In his urban views each element, however small, is painted with the same precision and delicacy, qualities that make his works unique.Van der Heyden skilfully combined real images with other imaginary elements that he fused in a natural manner in compositions characterised by their spatial clarity. His forty or so landscapes generally depict woods and views with rivers, using effects of light and atmosphere similar to those found in his urban views. Critics have suggested that the artist may have used lenses or mirrors to achieve the remarkable degree of perfection found in his works.
Crossroad in a Wood depicts a lively, rural scene with passers-by and hunters as well as other figures engaged in their daily tasks. The viewer’s attention is directed towards a crossroad on the dusty highway, located slightly to the left and depicted using a high viewpoint. Van der Heyden includes a screen of trees parallel to the lower edge of the panel, broken in the centre by a road that continues into the background, the form of which is emphasised by the light that reaches the scene from the horizon. Effects of light are also used to introduce the viewer into the composition in the form of an area of shade in the immediate foreground that covers part of the path, along which a man seen from behind is walking towards the principal highway, which is brightly lit. On the left, Van der Heyden opened out the landscape by the roadside with a building surrounded by a solid wall and a rustic wooden fence. A balancing element on the right is the small house whose inhabitants are depicted looking out of the window, busy washing clothes in the river or peacefully fishing beside a bridge that links up with one of the roads.

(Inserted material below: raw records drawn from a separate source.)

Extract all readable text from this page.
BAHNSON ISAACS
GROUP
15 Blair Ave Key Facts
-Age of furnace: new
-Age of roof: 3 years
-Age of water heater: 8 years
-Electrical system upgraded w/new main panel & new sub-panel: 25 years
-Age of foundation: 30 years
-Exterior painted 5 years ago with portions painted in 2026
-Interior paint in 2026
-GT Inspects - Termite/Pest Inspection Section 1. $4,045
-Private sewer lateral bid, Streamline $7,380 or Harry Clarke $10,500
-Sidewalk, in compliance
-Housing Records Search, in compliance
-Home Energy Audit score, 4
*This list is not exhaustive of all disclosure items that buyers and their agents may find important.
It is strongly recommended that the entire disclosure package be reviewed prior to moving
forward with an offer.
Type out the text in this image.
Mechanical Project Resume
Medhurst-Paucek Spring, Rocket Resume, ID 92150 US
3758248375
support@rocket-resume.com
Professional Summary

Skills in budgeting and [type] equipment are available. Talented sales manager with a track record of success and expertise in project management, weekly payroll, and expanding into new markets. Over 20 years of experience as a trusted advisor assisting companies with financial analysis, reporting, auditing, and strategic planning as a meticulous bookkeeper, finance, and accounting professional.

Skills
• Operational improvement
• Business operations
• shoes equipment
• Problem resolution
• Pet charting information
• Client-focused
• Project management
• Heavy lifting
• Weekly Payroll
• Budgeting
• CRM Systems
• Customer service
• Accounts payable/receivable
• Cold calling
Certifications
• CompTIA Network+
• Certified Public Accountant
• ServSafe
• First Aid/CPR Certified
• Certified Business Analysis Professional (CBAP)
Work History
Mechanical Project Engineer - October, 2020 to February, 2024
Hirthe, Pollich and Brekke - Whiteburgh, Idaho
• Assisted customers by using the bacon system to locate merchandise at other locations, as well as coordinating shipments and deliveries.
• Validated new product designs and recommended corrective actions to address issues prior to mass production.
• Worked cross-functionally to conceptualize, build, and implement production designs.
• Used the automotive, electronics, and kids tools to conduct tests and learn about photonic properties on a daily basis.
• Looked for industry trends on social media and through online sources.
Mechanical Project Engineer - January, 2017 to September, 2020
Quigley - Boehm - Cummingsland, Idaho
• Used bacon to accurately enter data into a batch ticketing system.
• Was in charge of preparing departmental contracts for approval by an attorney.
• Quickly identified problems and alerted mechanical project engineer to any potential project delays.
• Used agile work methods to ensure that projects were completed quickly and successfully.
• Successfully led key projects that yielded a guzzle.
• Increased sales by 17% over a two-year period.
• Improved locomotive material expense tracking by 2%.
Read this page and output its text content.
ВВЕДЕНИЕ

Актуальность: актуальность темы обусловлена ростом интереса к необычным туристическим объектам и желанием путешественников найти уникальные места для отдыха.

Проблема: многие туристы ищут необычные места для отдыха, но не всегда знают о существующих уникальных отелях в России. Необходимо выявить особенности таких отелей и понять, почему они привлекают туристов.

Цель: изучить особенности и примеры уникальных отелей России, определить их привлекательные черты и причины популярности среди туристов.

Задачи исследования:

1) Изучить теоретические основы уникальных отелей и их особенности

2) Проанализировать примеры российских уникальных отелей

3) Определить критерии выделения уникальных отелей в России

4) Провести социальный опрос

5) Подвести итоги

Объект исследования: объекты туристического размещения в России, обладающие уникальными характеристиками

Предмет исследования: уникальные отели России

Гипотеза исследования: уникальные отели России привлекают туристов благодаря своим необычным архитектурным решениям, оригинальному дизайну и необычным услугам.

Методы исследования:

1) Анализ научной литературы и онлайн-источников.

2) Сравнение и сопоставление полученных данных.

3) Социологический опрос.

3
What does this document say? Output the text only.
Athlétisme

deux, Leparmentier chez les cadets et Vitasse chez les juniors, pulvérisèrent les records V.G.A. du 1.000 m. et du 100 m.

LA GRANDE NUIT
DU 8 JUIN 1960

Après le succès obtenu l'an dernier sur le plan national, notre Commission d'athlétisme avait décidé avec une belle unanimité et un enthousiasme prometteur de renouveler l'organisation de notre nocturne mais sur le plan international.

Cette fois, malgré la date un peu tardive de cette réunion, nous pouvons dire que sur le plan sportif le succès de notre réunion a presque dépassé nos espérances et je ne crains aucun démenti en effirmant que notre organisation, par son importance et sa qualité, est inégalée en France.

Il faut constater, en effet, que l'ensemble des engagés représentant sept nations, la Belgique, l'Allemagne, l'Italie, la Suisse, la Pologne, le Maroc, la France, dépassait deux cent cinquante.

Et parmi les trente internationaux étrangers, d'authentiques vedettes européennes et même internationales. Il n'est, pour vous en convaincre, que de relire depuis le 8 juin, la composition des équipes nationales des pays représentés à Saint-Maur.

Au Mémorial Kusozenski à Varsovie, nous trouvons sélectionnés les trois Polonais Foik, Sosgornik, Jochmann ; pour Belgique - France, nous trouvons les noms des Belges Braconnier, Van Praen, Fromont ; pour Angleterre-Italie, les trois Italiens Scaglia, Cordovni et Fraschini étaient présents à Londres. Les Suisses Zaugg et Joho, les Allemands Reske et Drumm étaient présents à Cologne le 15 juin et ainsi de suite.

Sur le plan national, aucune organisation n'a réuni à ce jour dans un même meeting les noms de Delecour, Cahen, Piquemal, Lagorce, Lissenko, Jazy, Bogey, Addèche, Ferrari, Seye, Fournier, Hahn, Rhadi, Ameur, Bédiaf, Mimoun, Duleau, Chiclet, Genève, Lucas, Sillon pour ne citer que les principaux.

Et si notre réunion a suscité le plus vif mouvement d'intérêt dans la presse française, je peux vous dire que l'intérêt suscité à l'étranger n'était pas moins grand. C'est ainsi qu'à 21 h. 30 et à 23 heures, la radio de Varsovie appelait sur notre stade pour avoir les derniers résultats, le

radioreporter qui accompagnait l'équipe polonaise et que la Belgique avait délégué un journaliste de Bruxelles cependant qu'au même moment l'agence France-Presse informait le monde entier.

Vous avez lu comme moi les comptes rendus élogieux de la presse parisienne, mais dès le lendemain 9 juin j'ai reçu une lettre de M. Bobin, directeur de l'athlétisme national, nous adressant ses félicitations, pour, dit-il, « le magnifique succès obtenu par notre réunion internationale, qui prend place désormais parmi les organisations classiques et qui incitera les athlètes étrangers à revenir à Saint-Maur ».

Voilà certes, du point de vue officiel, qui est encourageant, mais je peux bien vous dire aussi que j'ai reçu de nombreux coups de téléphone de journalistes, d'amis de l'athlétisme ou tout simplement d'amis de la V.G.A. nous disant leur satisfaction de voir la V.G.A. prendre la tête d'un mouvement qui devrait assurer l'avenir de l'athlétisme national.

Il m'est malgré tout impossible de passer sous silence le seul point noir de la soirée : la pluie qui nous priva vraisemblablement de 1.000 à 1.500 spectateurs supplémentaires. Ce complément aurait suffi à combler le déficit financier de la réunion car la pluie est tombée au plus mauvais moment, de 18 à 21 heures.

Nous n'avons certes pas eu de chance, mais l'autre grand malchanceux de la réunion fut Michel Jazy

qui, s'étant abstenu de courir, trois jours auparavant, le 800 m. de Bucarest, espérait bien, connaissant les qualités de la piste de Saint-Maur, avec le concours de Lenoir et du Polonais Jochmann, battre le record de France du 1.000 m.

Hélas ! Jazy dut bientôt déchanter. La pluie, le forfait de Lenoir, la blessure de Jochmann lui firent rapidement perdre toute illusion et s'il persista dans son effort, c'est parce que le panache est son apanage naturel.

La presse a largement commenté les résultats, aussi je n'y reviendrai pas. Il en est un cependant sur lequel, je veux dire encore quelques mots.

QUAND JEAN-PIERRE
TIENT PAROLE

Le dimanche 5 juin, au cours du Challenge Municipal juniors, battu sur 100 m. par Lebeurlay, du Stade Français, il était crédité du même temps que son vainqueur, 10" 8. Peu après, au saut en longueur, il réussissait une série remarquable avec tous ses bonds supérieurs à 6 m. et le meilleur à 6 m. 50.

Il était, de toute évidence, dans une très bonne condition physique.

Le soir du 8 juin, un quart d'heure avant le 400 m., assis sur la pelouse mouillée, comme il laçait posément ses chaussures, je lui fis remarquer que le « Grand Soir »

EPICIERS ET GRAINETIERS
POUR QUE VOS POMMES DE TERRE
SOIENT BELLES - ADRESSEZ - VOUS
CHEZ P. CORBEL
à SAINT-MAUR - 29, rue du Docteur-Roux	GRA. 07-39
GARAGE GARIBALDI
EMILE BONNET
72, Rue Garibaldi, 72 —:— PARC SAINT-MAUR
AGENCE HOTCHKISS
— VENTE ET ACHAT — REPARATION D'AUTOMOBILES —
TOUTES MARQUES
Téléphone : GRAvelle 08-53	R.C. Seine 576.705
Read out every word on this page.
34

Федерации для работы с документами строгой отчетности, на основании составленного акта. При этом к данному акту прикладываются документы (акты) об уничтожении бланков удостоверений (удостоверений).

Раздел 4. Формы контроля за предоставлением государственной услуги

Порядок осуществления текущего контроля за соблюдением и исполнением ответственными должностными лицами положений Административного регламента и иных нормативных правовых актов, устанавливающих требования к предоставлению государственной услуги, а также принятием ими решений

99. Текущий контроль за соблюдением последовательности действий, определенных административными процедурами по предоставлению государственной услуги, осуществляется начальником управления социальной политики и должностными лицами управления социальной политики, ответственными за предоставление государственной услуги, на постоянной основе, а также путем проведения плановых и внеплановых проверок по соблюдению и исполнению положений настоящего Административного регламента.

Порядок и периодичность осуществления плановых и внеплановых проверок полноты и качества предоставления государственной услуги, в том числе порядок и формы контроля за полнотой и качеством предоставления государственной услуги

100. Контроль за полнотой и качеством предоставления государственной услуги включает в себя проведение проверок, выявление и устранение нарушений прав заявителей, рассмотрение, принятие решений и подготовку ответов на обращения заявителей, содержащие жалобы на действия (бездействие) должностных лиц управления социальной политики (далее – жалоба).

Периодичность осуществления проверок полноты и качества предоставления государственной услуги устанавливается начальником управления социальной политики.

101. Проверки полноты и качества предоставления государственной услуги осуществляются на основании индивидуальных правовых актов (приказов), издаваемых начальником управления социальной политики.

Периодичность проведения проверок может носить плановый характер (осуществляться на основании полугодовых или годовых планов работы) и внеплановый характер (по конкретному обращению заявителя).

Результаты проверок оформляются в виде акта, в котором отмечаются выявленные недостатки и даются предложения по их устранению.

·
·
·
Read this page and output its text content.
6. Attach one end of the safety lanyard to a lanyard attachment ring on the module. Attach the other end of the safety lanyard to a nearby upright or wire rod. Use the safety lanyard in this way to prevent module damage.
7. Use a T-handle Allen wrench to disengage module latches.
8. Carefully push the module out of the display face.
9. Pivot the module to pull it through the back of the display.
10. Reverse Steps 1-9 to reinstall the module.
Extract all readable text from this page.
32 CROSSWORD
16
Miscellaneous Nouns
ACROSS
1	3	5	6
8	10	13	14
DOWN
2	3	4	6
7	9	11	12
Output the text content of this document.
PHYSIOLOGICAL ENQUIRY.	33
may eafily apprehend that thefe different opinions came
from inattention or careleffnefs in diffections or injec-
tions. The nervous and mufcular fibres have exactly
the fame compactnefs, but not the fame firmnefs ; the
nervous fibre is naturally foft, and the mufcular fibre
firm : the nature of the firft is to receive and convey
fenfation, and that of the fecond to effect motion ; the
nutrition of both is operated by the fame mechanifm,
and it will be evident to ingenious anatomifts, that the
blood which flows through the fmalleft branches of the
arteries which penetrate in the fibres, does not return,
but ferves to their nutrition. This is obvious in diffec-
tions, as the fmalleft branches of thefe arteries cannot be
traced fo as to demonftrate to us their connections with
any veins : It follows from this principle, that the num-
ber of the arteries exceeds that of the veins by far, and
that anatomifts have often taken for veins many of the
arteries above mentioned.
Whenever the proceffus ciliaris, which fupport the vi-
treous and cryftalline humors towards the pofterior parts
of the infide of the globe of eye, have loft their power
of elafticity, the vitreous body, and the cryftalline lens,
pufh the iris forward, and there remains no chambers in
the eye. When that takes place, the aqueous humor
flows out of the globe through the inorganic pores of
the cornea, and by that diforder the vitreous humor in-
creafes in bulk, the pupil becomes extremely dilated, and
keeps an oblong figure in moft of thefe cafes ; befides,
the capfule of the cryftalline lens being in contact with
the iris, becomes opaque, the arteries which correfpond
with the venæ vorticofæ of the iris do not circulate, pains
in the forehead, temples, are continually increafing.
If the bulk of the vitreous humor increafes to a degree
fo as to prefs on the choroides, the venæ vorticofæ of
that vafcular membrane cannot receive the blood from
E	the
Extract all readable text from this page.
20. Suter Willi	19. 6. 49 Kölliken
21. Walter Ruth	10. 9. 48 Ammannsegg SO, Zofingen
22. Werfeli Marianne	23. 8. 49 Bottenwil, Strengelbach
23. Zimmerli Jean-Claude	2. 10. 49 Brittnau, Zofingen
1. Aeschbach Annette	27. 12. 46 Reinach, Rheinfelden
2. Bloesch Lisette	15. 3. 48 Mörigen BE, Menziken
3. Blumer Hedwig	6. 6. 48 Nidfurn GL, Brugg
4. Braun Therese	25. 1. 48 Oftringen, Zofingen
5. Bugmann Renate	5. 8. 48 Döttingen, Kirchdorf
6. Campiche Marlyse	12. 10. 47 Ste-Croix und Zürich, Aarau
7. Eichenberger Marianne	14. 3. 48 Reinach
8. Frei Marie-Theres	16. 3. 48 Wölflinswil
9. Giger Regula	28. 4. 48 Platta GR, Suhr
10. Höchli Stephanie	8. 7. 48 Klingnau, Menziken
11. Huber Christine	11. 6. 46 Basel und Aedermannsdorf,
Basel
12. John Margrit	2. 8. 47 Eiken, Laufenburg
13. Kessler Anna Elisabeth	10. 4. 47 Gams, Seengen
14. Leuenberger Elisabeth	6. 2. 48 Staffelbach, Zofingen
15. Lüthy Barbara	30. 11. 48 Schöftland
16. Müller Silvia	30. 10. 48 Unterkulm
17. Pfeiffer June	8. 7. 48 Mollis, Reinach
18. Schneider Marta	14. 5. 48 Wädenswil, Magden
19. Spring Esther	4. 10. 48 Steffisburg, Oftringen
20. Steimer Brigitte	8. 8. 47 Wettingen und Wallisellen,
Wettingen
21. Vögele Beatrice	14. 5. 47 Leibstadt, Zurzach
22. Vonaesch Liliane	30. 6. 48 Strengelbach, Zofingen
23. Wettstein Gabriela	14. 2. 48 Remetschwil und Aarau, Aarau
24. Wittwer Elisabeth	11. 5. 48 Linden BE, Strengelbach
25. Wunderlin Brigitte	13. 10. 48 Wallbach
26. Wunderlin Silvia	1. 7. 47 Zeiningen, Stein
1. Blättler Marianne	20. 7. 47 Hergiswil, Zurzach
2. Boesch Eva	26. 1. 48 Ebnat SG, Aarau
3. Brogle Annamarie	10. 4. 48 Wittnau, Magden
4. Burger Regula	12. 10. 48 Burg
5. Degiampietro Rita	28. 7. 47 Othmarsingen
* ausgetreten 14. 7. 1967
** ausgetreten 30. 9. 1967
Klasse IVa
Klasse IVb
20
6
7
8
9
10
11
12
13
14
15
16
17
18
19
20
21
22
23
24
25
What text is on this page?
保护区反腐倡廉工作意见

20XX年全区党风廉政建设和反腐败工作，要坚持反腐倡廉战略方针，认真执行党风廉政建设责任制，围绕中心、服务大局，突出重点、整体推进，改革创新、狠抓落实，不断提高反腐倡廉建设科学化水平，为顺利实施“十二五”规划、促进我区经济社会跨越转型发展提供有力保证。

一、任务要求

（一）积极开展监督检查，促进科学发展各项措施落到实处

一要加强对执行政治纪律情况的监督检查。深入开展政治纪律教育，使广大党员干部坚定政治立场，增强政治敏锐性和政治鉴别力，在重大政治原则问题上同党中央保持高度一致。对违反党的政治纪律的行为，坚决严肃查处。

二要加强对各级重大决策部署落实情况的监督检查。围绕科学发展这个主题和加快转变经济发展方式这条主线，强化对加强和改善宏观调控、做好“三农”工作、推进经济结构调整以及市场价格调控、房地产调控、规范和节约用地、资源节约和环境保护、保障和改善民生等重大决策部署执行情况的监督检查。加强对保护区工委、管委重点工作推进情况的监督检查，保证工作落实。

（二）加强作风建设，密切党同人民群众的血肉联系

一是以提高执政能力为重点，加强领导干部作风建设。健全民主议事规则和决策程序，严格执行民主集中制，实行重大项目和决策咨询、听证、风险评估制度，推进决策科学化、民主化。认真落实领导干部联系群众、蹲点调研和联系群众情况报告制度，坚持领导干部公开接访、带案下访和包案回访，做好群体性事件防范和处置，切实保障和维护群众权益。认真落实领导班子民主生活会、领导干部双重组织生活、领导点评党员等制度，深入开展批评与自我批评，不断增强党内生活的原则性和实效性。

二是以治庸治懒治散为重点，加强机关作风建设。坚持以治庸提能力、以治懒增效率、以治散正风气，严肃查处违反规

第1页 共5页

It has been suggested that this scene is based on an area near Haarlem known as Haagse Bos. Van der Heyden knew this area as on various occasions he depicted the Huis ten Bosch (House in the Wood), a palace designed by Pieter Post in 1647 and whose decoration was entrusted to Cesar van Everdingen, Gerrit van Honthorst and Jan Lievens, among others. One of Van der Heyden’s views of this palace is now in the National Gallery, London. On the other hand, the panel may depict an imaginary landscape.
The present panel is a fine example of the artist’s painstaking and meticulous technique with its attention to detail. A typical feature of Van der Heyden’s work is the manner in which the bricks are painted, as can be seen in the two buildings. Discussing the artist’s manner of painting bricks, Houbraken noted that, “one can see the mortar in the joins”. This highly detailed approach is also evident in the extensive crowns of the trees in which every element is painted in individual detail, creating an overall effect of dense foliage. This interest in conveying the detail in specific areas of the composition does not, however, impede the creation of an overall sense of atmosphere, achieved through the handling of light and shadow.
For the figures in his works Van der Heyden turned to Adriaen van de Velde, although it is possible that in the present panel he painted them himself.